I turned left on the main road and cycled downhill.
For meters and meters and minute after minute and there was no Siegmundsberg in sight.
It took me not too long to realize that I had taken the wrong turn and there was no way that I was cycling up this hill again on that day.
So I kept on cycling downhill.
I stopped in the next village to ask for accommodation but the gentleman told me that I had to cycle all the hill down to the next village, Sachsenbrunn, 3 k further on.
Which I did.
I stopped at two inns but both had no room for me. I started to feel a little like the holy family - just without the pregnancy part.
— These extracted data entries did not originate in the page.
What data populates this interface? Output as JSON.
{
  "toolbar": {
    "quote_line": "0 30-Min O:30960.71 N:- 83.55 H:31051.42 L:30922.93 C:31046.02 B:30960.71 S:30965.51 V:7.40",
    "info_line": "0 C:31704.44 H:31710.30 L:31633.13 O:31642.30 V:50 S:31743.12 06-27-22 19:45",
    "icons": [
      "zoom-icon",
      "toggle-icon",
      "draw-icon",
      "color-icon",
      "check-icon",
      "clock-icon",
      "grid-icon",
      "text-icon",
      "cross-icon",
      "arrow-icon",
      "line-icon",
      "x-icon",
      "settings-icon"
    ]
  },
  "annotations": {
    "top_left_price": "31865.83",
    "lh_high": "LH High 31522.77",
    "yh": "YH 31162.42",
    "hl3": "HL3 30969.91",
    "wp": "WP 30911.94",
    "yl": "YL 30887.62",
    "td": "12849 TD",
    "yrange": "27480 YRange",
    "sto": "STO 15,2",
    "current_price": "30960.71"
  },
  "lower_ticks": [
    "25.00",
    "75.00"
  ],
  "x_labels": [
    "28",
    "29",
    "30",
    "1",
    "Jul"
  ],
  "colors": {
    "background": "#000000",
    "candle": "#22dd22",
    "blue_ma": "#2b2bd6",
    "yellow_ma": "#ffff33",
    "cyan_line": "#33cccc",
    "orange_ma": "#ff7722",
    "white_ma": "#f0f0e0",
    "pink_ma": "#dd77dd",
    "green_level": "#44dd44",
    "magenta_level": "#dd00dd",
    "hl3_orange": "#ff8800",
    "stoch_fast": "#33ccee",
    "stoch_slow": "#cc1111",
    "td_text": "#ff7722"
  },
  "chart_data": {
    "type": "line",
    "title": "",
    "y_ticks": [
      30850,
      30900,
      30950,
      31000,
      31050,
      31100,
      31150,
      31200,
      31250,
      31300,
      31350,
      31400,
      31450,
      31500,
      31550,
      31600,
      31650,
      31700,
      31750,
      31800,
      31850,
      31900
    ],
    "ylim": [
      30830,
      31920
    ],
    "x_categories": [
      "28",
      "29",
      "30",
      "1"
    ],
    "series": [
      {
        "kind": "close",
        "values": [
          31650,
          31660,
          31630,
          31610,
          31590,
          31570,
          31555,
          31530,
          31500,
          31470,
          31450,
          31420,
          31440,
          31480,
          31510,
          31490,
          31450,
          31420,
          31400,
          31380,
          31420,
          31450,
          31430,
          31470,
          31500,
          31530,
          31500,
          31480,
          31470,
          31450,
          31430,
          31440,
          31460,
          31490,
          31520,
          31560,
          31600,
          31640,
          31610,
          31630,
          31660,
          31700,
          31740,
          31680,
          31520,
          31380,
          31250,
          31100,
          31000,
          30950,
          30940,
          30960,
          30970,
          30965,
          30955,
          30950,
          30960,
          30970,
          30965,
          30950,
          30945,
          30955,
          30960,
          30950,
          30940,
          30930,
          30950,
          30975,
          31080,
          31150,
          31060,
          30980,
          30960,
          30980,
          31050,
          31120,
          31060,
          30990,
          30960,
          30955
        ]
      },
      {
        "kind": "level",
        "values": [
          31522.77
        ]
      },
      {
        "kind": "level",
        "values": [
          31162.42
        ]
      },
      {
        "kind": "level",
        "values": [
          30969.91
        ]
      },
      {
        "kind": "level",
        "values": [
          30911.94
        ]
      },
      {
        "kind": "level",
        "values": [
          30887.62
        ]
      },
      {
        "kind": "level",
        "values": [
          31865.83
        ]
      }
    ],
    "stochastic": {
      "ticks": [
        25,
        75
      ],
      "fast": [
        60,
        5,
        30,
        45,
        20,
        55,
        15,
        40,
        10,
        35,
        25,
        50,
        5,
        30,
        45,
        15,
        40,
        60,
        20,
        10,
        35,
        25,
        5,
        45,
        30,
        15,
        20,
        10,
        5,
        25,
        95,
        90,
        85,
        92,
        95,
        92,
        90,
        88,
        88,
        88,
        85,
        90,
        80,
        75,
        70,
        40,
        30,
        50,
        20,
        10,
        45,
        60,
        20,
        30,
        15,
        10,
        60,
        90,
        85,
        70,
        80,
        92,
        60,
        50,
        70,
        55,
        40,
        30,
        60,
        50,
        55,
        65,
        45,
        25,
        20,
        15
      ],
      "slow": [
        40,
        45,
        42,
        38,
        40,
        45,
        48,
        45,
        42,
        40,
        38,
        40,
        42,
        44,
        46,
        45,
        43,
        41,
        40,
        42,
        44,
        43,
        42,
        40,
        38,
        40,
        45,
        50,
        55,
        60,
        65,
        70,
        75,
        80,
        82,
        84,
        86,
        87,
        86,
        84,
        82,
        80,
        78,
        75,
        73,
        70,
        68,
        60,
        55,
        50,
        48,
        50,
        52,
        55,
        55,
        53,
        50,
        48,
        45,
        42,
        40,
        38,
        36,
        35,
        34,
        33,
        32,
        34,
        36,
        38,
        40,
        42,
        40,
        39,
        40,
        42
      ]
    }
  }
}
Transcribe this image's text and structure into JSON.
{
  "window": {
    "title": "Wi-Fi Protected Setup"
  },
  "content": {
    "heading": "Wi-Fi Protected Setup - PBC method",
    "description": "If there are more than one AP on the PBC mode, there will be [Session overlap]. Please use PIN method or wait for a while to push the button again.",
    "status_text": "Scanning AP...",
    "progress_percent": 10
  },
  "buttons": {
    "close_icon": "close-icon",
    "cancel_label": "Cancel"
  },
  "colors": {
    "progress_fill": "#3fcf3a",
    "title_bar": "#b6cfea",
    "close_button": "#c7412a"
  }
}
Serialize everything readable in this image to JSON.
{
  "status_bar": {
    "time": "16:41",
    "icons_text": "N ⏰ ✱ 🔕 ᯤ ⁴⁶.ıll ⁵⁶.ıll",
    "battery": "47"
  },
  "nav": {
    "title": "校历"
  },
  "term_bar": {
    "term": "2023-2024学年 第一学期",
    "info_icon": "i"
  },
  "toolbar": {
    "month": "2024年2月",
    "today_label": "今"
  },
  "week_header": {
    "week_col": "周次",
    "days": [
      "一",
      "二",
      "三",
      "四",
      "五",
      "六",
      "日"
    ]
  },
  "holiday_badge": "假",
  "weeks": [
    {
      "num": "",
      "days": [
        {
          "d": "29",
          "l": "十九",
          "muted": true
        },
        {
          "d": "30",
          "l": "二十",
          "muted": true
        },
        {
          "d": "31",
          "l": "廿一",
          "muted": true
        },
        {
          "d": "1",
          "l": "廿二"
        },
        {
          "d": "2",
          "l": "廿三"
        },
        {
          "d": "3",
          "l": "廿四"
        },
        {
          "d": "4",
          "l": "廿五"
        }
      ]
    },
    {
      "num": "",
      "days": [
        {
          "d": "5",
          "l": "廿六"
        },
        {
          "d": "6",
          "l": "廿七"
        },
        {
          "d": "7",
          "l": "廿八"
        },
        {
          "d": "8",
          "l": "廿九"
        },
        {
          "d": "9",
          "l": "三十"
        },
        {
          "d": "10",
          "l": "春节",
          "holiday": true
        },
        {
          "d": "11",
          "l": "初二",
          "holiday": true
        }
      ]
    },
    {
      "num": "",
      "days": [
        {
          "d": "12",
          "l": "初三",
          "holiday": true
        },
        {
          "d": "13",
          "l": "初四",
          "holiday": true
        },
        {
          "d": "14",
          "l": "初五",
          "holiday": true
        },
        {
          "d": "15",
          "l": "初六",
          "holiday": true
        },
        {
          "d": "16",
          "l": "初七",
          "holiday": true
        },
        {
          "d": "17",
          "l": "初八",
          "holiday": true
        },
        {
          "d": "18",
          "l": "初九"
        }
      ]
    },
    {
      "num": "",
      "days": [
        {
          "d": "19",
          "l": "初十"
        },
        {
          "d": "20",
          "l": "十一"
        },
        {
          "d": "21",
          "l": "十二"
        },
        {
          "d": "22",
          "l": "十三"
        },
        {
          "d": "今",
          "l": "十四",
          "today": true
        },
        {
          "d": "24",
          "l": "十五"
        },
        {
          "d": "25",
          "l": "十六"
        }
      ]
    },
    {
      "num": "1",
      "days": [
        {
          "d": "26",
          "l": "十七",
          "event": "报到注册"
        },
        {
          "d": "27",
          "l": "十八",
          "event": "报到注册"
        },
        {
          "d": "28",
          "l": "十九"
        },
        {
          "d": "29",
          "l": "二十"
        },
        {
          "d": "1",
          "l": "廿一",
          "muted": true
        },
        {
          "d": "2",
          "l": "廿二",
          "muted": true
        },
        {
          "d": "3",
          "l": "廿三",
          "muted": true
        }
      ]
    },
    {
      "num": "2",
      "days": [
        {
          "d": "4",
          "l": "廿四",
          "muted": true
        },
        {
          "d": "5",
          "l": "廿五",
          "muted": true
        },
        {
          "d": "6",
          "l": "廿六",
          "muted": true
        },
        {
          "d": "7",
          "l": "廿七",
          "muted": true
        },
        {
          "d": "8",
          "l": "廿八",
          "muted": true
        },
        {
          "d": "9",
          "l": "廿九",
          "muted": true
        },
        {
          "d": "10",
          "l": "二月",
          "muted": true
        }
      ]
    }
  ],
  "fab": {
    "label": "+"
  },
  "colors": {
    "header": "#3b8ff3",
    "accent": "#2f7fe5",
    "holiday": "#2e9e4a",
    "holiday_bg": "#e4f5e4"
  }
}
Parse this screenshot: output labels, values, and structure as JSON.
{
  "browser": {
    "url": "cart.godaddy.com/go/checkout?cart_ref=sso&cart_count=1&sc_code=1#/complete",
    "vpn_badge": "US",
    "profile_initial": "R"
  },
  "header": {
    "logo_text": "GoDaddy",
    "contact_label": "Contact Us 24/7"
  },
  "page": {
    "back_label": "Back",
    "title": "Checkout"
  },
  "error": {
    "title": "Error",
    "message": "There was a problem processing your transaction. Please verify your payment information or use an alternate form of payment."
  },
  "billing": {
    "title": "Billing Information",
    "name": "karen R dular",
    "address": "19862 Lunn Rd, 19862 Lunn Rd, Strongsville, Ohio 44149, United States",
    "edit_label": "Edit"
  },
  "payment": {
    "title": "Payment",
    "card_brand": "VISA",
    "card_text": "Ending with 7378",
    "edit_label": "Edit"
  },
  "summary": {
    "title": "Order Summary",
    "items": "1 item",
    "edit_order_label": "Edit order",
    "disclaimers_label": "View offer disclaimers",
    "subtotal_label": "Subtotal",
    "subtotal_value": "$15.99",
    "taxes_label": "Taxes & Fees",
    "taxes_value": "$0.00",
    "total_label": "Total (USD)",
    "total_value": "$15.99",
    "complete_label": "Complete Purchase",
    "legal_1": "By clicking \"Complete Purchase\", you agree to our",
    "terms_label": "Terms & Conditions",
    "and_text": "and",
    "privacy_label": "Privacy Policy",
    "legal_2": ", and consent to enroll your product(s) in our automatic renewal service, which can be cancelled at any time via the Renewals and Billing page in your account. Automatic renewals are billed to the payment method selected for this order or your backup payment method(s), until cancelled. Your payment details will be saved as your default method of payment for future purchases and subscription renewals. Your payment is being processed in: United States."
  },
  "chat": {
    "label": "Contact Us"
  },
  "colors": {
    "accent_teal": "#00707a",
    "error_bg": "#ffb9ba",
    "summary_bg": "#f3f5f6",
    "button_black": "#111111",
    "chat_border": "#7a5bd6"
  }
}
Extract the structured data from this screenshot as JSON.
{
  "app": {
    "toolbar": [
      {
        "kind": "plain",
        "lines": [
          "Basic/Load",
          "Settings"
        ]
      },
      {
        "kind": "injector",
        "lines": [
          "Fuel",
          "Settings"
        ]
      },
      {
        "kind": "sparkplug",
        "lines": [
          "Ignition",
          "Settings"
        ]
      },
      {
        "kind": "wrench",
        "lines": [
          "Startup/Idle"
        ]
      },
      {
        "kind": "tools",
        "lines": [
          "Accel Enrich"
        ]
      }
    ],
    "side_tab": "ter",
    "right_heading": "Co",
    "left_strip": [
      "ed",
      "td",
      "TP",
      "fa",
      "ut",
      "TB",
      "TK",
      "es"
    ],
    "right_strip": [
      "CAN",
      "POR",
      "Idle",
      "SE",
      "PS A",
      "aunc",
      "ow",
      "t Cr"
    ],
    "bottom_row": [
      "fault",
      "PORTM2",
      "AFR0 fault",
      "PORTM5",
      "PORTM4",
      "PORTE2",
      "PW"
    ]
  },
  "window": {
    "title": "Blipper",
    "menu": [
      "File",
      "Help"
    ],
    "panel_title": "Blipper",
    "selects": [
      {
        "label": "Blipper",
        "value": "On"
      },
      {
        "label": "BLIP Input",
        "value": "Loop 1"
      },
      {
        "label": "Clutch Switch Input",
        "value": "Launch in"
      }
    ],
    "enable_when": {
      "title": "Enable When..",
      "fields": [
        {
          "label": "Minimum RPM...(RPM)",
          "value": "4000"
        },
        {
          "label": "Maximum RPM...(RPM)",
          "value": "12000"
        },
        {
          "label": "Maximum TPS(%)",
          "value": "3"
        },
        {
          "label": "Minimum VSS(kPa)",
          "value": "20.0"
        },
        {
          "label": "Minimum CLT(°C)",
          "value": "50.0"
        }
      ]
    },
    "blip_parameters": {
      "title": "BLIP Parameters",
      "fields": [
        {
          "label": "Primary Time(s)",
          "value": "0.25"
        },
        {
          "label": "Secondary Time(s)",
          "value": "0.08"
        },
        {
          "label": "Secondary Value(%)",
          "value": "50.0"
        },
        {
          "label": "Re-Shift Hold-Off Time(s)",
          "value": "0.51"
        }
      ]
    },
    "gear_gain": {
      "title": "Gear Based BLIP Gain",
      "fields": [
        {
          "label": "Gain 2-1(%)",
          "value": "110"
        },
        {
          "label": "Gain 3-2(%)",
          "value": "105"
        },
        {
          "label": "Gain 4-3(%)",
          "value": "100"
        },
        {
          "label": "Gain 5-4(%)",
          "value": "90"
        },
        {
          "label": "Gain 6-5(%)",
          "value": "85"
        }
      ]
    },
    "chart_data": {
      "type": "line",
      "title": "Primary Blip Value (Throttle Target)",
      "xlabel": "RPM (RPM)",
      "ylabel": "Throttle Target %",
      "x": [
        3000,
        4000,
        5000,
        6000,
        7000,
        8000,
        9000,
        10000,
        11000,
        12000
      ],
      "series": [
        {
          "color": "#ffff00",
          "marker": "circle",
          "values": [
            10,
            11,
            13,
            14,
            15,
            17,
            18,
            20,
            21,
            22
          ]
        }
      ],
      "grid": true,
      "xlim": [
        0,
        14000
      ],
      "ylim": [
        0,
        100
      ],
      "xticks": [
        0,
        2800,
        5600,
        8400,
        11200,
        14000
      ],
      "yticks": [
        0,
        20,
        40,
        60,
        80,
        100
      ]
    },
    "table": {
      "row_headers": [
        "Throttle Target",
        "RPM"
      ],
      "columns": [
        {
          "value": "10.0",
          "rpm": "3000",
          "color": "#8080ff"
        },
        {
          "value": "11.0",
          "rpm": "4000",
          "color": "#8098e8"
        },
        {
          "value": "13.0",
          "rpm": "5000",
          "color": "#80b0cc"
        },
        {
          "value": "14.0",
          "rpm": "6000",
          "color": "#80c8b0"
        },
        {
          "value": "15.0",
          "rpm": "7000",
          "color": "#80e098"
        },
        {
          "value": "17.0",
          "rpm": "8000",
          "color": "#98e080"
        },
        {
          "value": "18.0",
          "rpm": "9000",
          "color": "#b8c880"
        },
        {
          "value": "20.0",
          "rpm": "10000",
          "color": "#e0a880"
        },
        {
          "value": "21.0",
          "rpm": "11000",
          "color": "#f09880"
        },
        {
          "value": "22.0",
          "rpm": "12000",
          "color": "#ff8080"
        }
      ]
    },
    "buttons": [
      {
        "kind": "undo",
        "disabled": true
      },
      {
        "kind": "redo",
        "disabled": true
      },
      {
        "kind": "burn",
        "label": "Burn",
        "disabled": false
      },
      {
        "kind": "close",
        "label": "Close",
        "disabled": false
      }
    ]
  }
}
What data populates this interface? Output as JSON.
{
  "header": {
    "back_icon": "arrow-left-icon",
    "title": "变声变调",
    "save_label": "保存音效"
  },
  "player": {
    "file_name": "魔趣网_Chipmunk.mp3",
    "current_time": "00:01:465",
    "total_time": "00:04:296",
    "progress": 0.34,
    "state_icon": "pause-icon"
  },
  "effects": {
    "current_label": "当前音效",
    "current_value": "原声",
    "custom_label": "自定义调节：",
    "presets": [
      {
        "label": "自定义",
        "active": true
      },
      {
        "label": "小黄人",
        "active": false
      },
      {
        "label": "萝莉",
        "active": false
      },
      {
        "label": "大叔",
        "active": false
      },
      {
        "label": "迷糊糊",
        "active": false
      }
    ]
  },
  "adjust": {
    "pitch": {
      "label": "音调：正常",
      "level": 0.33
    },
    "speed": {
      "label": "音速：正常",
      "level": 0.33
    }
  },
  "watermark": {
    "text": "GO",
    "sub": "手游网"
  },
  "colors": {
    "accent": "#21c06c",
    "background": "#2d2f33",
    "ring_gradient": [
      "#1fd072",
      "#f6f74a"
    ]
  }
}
Usually, that would have been the point where I crashed: by now, I felt dead tired, I had messed up everything I succeeded just an hour ago, it was getting late and I didn't have a place to sleep or eat. There were only villages around, lots of them with no restaurant or hotel at all. It was also Saturday night in high season and there were festivals everywhere around. The chances to find a place to stay were pretty slim.
In the second inn I asked they told me to cycle on to Eisfeld, another 7 kilometer, including another uphill, on the main road.
By the time, I was just crawling along with my bike but after a half eternity I also made it to Eisfeld.
When I entered the town, my hopes sank even further: Eisfeld isn't one of the towns that benefited from the German reunification: only empty and worn down houses wherever I looked. It looks like all the prejudices I have about abandoned villages in East Germany.
I asked a couple on the main road if they knew about a hotel or something similar. They recommended the Schaumberger Hof. The hotel was easy to find but they also turned me down.
I already asked for the railway station as last chance to get to a bigger city to find something to stay. But the lady at the Schaumberger Hof also told me about a little guest house on the way to the train station as one last chance.
I cycled down the road to the railway station and even found the house with the sign "Zimmervermietung" in the front yard. I parked my bike in front of the house and rang the bell. Nothing happened.
I walked back to the sign if there was a phone number. There wasn't.
I rang again. Nothing.
I had already turned around to walk back to my bike when the front door was opened by an older gentleman.
To my question if they happened to have any room for tonight, he responded: "well, since it's you, I think we'll have a room available." - and that was in an un-creepy way ;-)
I was so happy...almost the whole mountains of Thuringia fell of my heart (I guess, you can only get that as a German speaker ;-) ).
Mr.Doehring, so the gentleman's name, carried all of my luggage up the stairs where we met his wife who was putting fresh sheets on my bed and after a few more minutes showing around the house, I had could settle in.
After my well-deserved and very long hot shower, I went for a look around town and my first impression got a little mitigation although there is really not too much going on in Eisfeld: There is the Greek (restaurant), the Doner (restaurant) which also offers pizza, another three small restaurants (all closed for private functions), a brand new Edeka and Lidl, a church, a castle, a marble museum and I think that's about it.
Since I couldn't find the "real" pizza restaurant, I settled for a doner kebab. The only little thing to celebrate was a coke which I felt I reeeeeeeeeeeeeeeeeeeeeeally needed.
Usually, this would have been a pretty sad and frustrating end of the day because I didn't even get the spaghetti with meat sauce I had wished for so much. But maybe I was even too tired to break down, maybe I did train myself long enough to focus on the positive side of things and maybe I was too glad that I found a place to stay and to continue my trip as planned.
Instead of breaking down and cursing my wrong decision of the day, I planned my trip from Eisfeld to Ilmenau including the trip up on "THE" mountain again and, learning from the day's course, booked my accommodation in Ilmenau. Which of course also serves as motivation to stick to the plan. And after that I fell into bed at 9:30 PM and slept deep and sound until 7 AM the next morning.